Afterschool
Le 02/09/2008 à 10:14Par Michèle Bori
Afterschool apparaît comme un film à voir plutôt pour les perspectives que pourrait offrir son metteur en scène en particulier que pour son intérêt général. Une belle promesse pour l'avenir donc, à condition toutefois que le jeune cinéaste ne décide pas de s'enfoncer un peu plus encore dans des expérimentations formelles et thématiques qui rendent déjà son Afterschool un peu difficile à avaler.
Présenté dans la sélection « Un certain regard » lors du dernier festival de Cannes, Afterschool est le premier long métrage du très jeune réalisateur Antonio Campos (tout juste 24 ans), déjà multi récompensé aux quatre coins du globe pour ses nombreux courts-métrages. Des œuvres souvent hermétiques, mais qui trahissaient toujours d'une obsession de la part du metteur en scène pour les troubles adolescents, une constante dans sa filmographie. Et de troubles adolescents il est donc encore une fois question ici, avec cette histoire d'un jeune garçon filmant par inadvertance la mort de deux de ses camarades de classe.
A la fois réflexion sur le pouvoir des images et portrait trouble d'un esprit obnubilé par la recherche d'une « véracité » sensorielle, Afterschool est une œuvre fort complexe, aussi bien dans sa forme que dans son fond, puisque entre questionnements existentialistes et descriptions quasi-psychanalytiques, le film de Campos se pose comme une véritable œuvre auteurisante, à la limite parfois du cinéma d'art et essai. Très difficile d'accès, pas évident à cerner ni à suivre, Afterschool n'est donc pas un film à mettre devant tous les yeux. Son rythme lent, sa mise en scène extrême, composée quasi intégralement de plans-séquences fixes, laissant les comédiens s'exprimer dans des périmètres aux frontières floues, sa thématique déroutante, sa démarche auto-analytique et sa conclusion abstraite en laisseront certainement plus d'un sur la touche. Dommage, car dès qu'il laisse de côté ses dogmes abscons de mise en scène, Campos nous offre quelques beaux moments d'immersion, grâce notamment à quelques fulgurances formelles nous faisant ressentir l'extrême solitude d'un personnage perdu dans un monde qui ne le comprend pas.

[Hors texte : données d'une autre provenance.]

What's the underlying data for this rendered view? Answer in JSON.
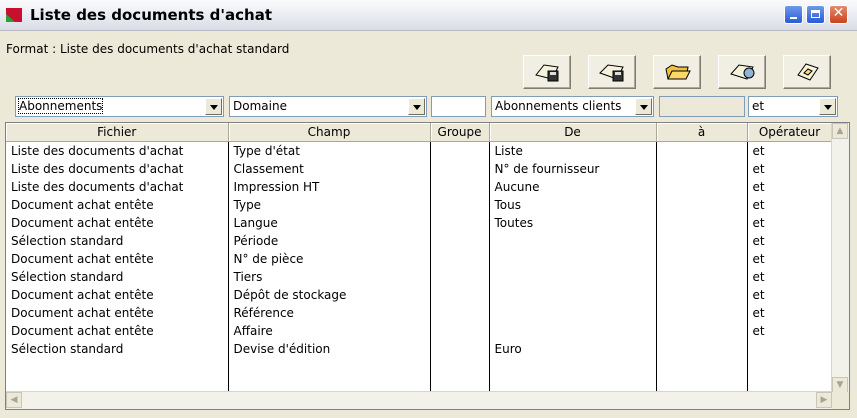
{
  "window": {
    "title": "Liste des documents d'achat",
    "controls": {
      "minimize": "minimize-icon",
      "maximize": "maximize-icon",
      "close": "close-icon"
    }
  },
  "format": {
    "label": "Format : Liste des documents d'achat standard"
  },
  "toolbar": {
    "icons": [
      "save-format-icon",
      "save-as-format-icon",
      "open-format-icon",
      "format-settings-icon",
      "format-options-icon"
    ]
  },
  "filters": {
    "fichier": "Abonnements",
    "champ": "Domaine",
    "groupe": "",
    "de": "Abonnements clients",
    "a": "",
    "operateur": "et"
  },
  "table": {
    "columns": [
      "Fichier",
      "Champ",
      "Groupe",
      "De",
      "à",
      "Opérateur"
    ],
    "rows": [
      [
        "Liste des documents d'achat",
        "Type d'état",
        "",
        "Liste",
        "",
        "et"
      ],
      [
        "Liste des documents d'achat",
        "Classement",
        "",
        "N° de fournisseur",
        "",
        "et"
      ],
      [
        "Liste des documents d'achat",
        "Impression HT",
        "",
        "Aucune",
        "",
        "et"
      ],
      [
        "Document achat entête",
        "Type",
        "",
        "Tous",
        "",
        "et"
      ],
      [
        "Document achat entête",
        "Langue",
        "",
        "Toutes",
        "",
        "et"
      ],
      [
        "Sélection standard",
        "Période",
        "",
        "",
        "",
        "et"
      ],
      [
        "Document achat entête",
        "N° de pièce",
        "",
        "",
        "",
        "et"
      ],
      [
        "Sélection standard",
        "Tiers",
        "",
        "",
        "",
        "et"
      ],
      [
        "Document achat entête",
        "Dépôt de stockage",
        "",
        "",
        "",
        "et"
      ],
      [
        "Document achat entête",
        "Référence",
        "",
        "",
        "",
        "et"
      ],
      [
        "Document achat entête",
        "Affaire",
        "",
        "",
        "",
        "et"
      ],
      [
        "Sélection standard",
        "Devise d'édition",
        "",
        "Euro",
        "",
        ""
      ]
    ]
  }
}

Un film austère donc, qui demande patience et réflexion pour pouvoir être apprécié dans sa globalité, mais qui démontre d'indéniables qualités de mise en scène et une véritable vision du monde de la part de son jeune réalisateur. On reste encore bluffé par la capacité de Campos à plonger certaines de ses scènes dans un climat d'érotisme extrême, où ses jeunes comédiens se livrent corps et âmes dans des rôles semble-t-il bien compliqués à appréhender pour des acteurs de leur âge. Mais Campos semble conscient de sa démarche, en témoigne une scène d'autocritique assez pertinente (quoique peut-être un brin nombriliste), dans laquelle un professeur fait une critique assez acerbe du travail du héros. « Je ne suis pas spécialiste, mais c'est le film le plus mauvais que j'ai jamais vu... il n'y a même pas de musique ! ». Prise de conscience de l'artiste ou geste naturel d'autodéfense face aux éventuels détracteurs de son cinéma ? Seul Campos pourrait répondre de la signification profonde de cette mise en abymes. Mais pour le moment, une chose est certaine : le garçon a beaucoup de choses intéressantes à dire.
Nota : après plusieurs critiques survenues après la projection du film lors du festival de Cannes et jugeant le film trop long, Antonio Campos a décidé de remonter Afterschool pour retirer une dizaine de minutes. La version qui sera présentée dans quelques semaines au Festival du film de Deauville sera donc légèrement raccourcie et ne durera environ que 1h45.